After Iraq, I became quite lost as an artist, which is always a good place to be. It was a confusing time. I had grown tired of my chosen genre, tired of myself really. I wished documentary photography could be more expressive. The world, I thought to myself, doesn’t need another large format photograph of an abandoned place.
These ideas took some time to gather momentum, but they evolved into a very incongruous and eccentric approach to war photography in my Congo project, which began in 2010. In spite of the difference between these two bodies of work – from hyperfocal to expressive, from prosaic to romantic – they are both concerned with conflict’s trace on the landscape and on the built environment.

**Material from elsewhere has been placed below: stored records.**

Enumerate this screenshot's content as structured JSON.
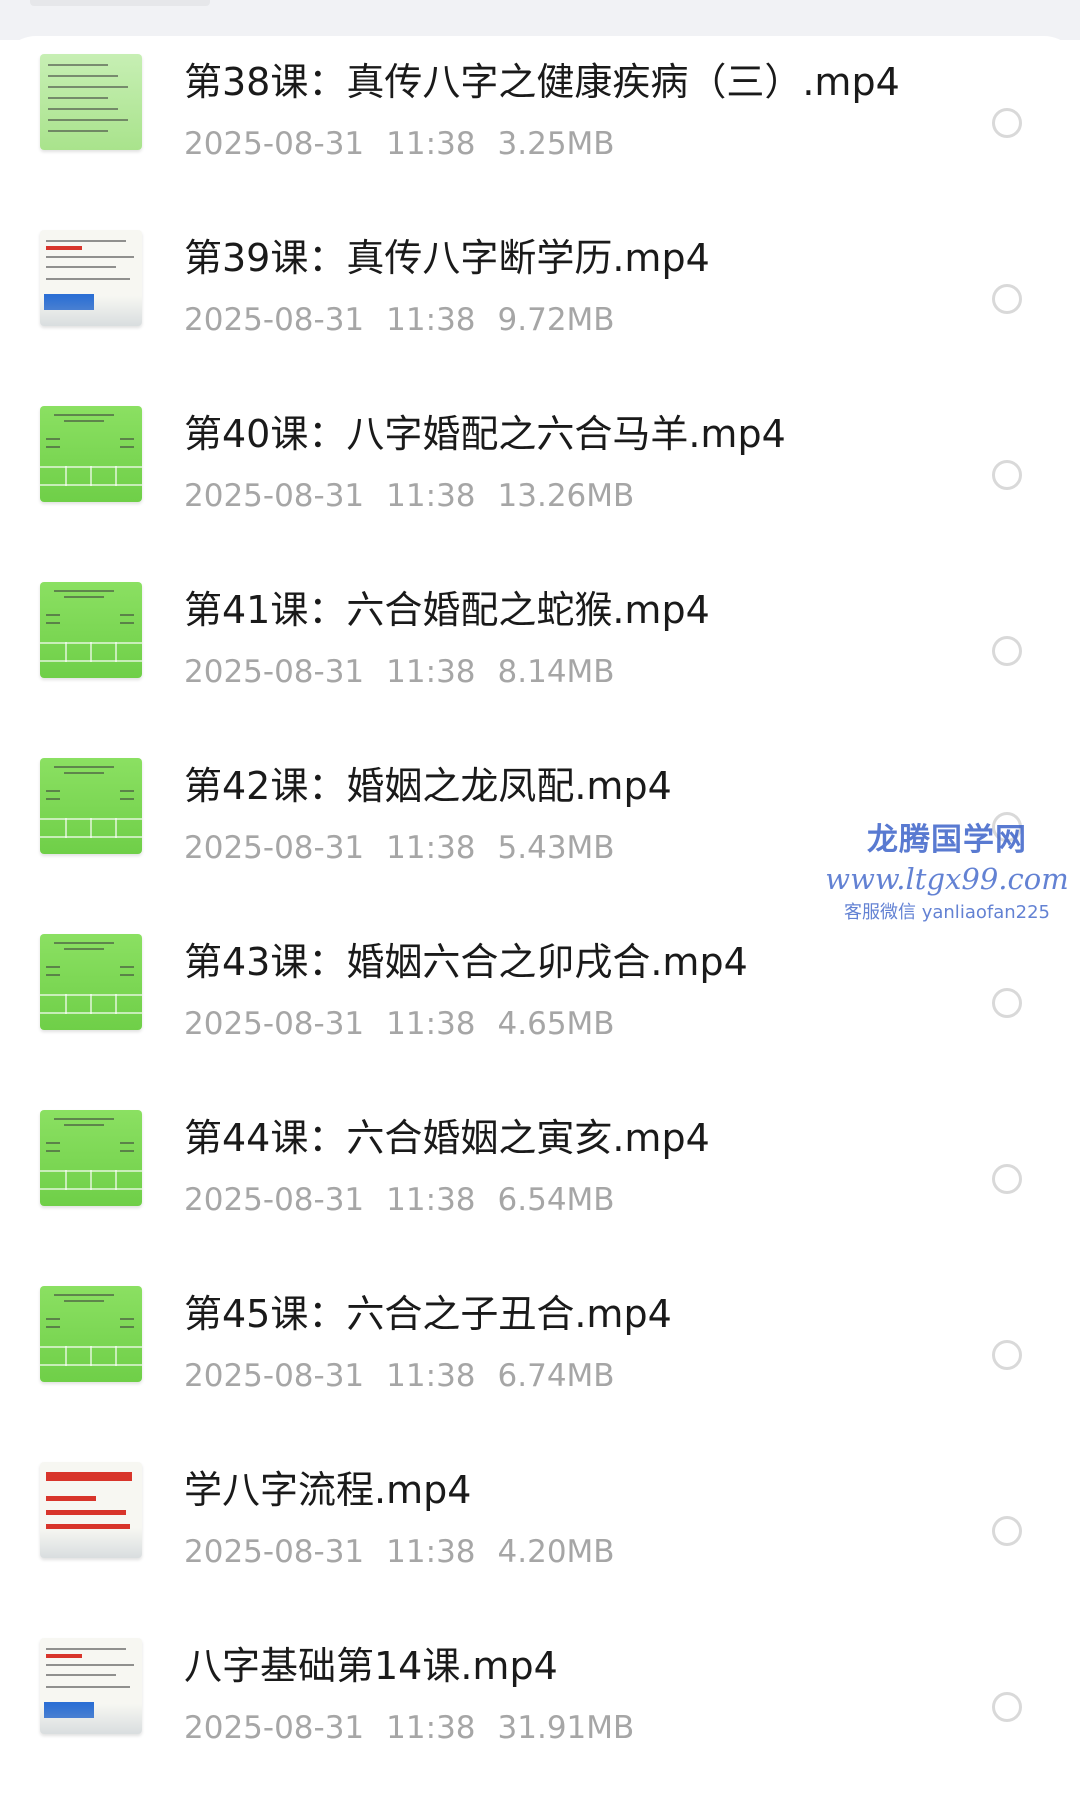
{
  "files": [
    {
      "name": "第38课：真传八字之健康疾病（三）.mp4",
      "date": "2025-08-31",
      "time": "11:38",
      "size": "3.25MB",
      "thumb": "green-text-slide"
    },
    {
      "name": "第39课：真传八字断学历.mp4",
      "date": "2025-08-31",
      "time": "11:38",
      "size": "9.72MB",
      "thumb": "white-text-slide"
    },
    {
      "name": "第40课：八字婚配之六合马羊.mp4",
      "date": "2025-08-31",
      "time": "11:38",
      "size": "13.26MB",
      "thumb": "green-chart-slide"
    },
    {
      "name": "第41课：六合婚配之蛇猴.mp4",
      "date": "2025-08-31",
      "time": "11:38",
      "size": "8.14MB",
      "thumb": "green-chart-slide"
    },
    {
      "name": "第42课：婚姻之龙凤配.mp4",
      "date": "2025-08-31",
      "time": "11:38",
      "size": "5.43MB",
      "thumb": "green-chart-slide"
    },
    {
      "name": "第43课：婚姻六合之卯戌合.mp4",
      "date": "2025-08-31",
      "time": "11:38",
      "size": "4.65MB",
      "thumb": "green-chart-slide"
    },
    {
      "name": "第44课：六合婚姻之寅亥.mp4",
      "date": "2025-08-31",
      "time": "11:38",
      "size": "6.54MB",
      "thumb": "green-chart-slide"
    },
    {
      "name": "第45课：六合之子丑合.mp4",
      "date": "2025-08-31",
      "time": "11:38",
      "size": "6.74MB",
      "thumb": "green-chart-slide"
    },
    {
      "name": "学八字流程.mp4",
      "date": "2025-08-31",
      "time": "11:38",
      "size": "4.20MB",
      "thumb": "white-title-slide"
    },
    {
      "name": "八字基础第14课.mp4",
      "date": "2025-08-31",
      "time": "11:38",
      "size": "31.91MB",
      "thumb": "white-text-slide"
    }
  ],
  "watermark": {
    "title": "龙腾国学网",
    "url": "www.ltgx99.com",
    "contact": "客服微信 yanliaofan225"
  },
  "colors": {
    "name_text": "#1a1a1a",
    "meta_text": "#a6a6a6",
    "radio_border": "#d9d9d9",
    "thumb_green": "#7ed957",
    "watermark": "#3d63c9"
  },
  "icons": {
    "select": "radio-circle-icon",
    "thumbnail": "video-thumbnail-icon"
  }
}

In selecting works for my show at The School, I wanted to give the viewer a chance to see this trajectory, my journey as an artist from here to there.
Tutsi Town, Congo 2010. Photograph: Richard Mosse
Would you say that this exhibition is also a kind of full stop in relation to the Congo project?
I saw it as a chance to try to make a final conclusive statement in my work on the Congo. Since so many of my landscape photos in Congo map sites of massacres or human rights abuses, I wanted to end the journey on a positive note, to say something optimistic about this beautiful country. So for my last photograph, Everything Merges with the Night, I travelled to a peaceful place, a serenely beautiful valley that was once dangerous prior to 2004, but which, in recent memory, has been safe and secure.
I wanted to show the country’s extraordinary beauty and its future potential for tourism, if and when the conflict ends. To give the viewer space to reflect on that emphasis, I installed this piece at an extraordinary scale, 14 × 24 feet. At that scale, the image seems monumental, of course, but right for the space in which it is installed, and there’s a wealth of detail that almost seems to become abstracted when enlarged to this level. You can literally get lost in the undergrowth.